El número de víctimas mortales tras el terremoto de magnitud 7.1 que sacudió el suroeste de Japón aumentó a 18, mientras los equipos de emergencia intensifican las labores de búsqueda de sobrevivientes bajo los escombros. El sismo, que alcanzó el nivel máximo de 7 en la escala nipona, tuvo su epicentro en la prefectura de Kumamoto durante la tarde del martes.
Entre los decesos más recientes se confirmaron cinco víctimas fatales debido al colapso de una chimenea en la planta de Yatsushiro, perteneciente a la compañía Nippon Paper Industries. Asimismo, tres personas perdieron la vida en el interior de un centro comercial de la cadena Aeon, donde las autoridades locales advirtieron que aún hay personas desaparecidas.
La primera ministra japonesa, Sanae Takaichi, calificó las operaciones de rescate como una verdadera carrera contrarreloj al cumplirse más de 20 horas desde el desastre. Por su parte, el portavoz del Gobierno, Minoru Kihara, reconoció las dificultades actuales para contabilizar con exactitud a los desaparecidos y personas atrapadas.

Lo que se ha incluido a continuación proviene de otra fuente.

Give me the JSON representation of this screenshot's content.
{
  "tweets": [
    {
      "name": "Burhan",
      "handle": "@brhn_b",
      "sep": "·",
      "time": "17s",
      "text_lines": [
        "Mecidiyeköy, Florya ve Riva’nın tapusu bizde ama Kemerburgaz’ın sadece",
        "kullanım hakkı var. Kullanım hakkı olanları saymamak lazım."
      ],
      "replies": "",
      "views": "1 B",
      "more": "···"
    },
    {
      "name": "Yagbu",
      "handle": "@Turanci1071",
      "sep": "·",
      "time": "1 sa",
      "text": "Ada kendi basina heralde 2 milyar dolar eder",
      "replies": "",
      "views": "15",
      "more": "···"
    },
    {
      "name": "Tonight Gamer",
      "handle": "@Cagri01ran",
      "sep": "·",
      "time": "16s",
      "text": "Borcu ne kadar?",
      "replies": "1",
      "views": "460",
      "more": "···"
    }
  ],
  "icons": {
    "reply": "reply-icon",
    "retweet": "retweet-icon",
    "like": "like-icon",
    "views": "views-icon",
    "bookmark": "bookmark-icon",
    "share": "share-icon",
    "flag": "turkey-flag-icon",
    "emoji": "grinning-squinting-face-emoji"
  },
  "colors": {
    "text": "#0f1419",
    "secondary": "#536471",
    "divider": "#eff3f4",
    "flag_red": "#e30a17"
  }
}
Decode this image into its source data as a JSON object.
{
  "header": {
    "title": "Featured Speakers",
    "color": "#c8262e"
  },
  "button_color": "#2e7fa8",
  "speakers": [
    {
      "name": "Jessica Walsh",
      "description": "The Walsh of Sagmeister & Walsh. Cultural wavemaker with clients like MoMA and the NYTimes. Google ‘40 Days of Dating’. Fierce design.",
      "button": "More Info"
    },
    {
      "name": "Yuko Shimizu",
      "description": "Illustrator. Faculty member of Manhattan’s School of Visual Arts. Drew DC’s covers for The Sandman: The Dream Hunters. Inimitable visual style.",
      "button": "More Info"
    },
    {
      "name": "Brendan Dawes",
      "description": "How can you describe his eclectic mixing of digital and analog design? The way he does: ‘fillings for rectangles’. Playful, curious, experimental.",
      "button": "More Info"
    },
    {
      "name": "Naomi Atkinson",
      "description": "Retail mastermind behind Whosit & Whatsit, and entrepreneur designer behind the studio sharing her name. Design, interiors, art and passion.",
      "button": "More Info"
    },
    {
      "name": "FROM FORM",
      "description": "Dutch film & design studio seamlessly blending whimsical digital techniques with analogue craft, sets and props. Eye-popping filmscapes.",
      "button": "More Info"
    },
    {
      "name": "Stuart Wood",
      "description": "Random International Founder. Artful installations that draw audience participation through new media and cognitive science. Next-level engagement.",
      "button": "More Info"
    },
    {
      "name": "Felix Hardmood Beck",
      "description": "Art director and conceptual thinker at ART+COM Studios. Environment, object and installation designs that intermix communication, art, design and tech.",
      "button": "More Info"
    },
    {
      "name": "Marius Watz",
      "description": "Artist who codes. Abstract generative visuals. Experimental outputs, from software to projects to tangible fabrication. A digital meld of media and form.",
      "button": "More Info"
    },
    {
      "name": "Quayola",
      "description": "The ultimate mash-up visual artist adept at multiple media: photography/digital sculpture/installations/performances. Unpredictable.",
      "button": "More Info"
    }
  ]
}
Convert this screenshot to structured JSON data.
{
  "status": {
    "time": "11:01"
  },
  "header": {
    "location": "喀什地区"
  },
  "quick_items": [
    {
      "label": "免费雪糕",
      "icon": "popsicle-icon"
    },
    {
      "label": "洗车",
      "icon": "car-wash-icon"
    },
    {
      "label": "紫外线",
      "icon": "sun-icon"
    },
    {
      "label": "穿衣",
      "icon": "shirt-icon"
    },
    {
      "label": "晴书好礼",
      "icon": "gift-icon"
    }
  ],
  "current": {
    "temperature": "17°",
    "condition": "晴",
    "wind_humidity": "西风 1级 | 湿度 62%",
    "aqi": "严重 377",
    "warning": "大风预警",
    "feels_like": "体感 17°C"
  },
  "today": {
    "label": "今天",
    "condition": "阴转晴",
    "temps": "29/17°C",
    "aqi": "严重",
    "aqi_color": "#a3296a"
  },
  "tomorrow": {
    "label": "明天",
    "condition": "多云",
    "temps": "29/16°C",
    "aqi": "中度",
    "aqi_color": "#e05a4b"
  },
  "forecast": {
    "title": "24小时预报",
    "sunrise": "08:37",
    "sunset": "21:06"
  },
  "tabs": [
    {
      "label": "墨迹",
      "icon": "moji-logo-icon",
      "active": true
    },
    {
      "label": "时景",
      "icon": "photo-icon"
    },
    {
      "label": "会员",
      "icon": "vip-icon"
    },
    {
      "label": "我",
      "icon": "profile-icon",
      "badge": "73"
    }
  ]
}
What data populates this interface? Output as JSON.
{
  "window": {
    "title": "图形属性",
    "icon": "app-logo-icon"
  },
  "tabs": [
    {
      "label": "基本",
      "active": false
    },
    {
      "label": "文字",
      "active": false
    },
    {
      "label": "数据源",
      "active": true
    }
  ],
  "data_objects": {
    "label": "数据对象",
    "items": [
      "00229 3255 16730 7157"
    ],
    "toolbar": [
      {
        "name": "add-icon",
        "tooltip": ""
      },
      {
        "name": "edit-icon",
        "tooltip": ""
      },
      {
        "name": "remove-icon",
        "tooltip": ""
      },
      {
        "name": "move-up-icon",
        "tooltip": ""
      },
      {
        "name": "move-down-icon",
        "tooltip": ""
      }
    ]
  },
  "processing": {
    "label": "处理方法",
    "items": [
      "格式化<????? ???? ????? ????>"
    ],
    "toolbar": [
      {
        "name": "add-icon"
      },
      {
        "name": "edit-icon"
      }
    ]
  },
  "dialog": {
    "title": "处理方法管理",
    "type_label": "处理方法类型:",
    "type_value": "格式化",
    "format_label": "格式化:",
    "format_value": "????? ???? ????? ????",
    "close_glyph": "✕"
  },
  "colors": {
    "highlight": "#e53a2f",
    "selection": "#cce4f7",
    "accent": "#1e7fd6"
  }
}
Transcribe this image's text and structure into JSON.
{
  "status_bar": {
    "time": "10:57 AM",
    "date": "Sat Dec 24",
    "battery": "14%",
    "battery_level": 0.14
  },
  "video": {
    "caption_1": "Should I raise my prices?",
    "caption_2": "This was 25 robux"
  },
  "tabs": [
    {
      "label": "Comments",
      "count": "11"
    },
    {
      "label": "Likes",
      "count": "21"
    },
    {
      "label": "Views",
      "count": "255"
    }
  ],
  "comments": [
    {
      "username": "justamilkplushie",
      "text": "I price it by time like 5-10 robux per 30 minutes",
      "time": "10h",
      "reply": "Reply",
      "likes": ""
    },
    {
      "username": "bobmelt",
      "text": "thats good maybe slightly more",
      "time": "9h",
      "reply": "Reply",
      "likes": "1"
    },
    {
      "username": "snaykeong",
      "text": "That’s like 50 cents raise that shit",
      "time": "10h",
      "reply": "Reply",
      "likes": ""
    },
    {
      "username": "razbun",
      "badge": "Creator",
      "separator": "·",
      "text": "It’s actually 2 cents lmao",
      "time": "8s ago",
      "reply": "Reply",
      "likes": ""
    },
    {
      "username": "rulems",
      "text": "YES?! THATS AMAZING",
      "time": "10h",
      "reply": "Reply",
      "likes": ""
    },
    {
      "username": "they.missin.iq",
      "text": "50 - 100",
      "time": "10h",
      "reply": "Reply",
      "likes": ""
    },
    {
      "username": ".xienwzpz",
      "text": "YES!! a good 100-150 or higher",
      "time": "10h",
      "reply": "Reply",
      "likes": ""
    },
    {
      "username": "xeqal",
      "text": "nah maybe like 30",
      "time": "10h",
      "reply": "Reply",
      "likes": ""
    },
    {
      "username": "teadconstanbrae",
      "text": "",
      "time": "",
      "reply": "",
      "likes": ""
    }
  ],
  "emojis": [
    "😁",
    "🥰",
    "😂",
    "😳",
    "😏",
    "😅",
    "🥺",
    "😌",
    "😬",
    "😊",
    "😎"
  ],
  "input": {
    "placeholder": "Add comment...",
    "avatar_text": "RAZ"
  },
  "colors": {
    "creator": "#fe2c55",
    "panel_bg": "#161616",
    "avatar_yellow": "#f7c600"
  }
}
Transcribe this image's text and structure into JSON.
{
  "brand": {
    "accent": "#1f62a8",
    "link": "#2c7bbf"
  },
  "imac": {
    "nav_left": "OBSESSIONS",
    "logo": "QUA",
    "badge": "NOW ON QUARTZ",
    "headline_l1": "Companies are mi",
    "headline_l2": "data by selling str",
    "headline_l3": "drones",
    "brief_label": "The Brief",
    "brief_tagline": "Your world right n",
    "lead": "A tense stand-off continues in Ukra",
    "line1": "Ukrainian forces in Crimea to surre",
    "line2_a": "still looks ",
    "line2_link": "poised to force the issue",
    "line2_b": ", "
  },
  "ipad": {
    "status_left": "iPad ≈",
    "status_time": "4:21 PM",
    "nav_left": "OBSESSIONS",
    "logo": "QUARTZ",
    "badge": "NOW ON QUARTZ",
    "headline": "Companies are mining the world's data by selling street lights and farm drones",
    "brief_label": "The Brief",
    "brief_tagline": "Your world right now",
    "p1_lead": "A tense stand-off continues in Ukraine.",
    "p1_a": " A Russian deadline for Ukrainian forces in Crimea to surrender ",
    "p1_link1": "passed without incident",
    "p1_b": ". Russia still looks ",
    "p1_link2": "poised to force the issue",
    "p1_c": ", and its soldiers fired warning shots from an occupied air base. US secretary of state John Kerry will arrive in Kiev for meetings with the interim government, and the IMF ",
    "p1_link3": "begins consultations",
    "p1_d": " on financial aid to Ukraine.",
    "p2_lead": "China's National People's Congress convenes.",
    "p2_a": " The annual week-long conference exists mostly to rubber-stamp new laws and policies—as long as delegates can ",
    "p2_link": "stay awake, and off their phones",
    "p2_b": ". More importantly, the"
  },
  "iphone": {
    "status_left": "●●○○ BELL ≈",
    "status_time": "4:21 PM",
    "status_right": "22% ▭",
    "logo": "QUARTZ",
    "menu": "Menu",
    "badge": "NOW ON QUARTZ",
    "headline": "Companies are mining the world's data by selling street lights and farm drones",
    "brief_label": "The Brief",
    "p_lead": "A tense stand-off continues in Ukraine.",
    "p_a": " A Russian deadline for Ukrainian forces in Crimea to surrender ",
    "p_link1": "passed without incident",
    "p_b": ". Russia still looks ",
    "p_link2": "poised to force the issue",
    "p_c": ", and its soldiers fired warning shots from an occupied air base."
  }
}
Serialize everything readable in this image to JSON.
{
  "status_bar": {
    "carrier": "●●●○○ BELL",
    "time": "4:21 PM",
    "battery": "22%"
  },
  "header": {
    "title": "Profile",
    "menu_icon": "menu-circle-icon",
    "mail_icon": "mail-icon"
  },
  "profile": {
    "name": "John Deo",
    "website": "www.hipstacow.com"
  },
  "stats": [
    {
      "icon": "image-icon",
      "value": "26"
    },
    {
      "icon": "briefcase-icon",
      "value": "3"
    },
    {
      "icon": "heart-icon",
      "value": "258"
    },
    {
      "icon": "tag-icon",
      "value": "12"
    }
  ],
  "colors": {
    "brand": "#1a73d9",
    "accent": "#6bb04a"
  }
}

Para hacer frente a la emergencia, el Ejecutivo desplegó un operativo masivo integrado por aproximadamente 4 mil 600 efectivos de las Fuerzas de Autodefensa, 2 mil agentes de policía y más de mil 400 bomberos. Takaichi solicitó a las unidades operativas incrementar de forma continua tanto el personal como el equipo especializado.
Los centros médicos de la región se encuentran saturados tras la llegada masiva de heridos con fracturas y lesiones provocadas por la caída de objetos y muebles. Solo en el hospital Saiseikai Kumamoto y en el Yatsushiro North Community Medical Center se atiende a cientos de afectados, superando la capacidad habitual de las instalaciones sanitarias.
Los datos oficiales de la prefectura de Kumamoto indican que cerca de 8 mil 890 personas han sido evacuadas de sus hogares de manera preventiva. Además, el movimiento telúrico provocó cortes masivos en el suministro eléctrico que afectaron a más de 34 mil 800 viviendas en la zona afectada.
Japón se ubica sobre el Anillo de Fuego del Pacífico, una de las regiones sísmicas más activas del planeta, lo que somete al país a constantes movimientos telúricos. A pesar de que sus infraestructuras están diseñadas para resistir sismos, la magnitud y violencia de este evento volvieron a poner a prueba los protocolos de emergencia locales.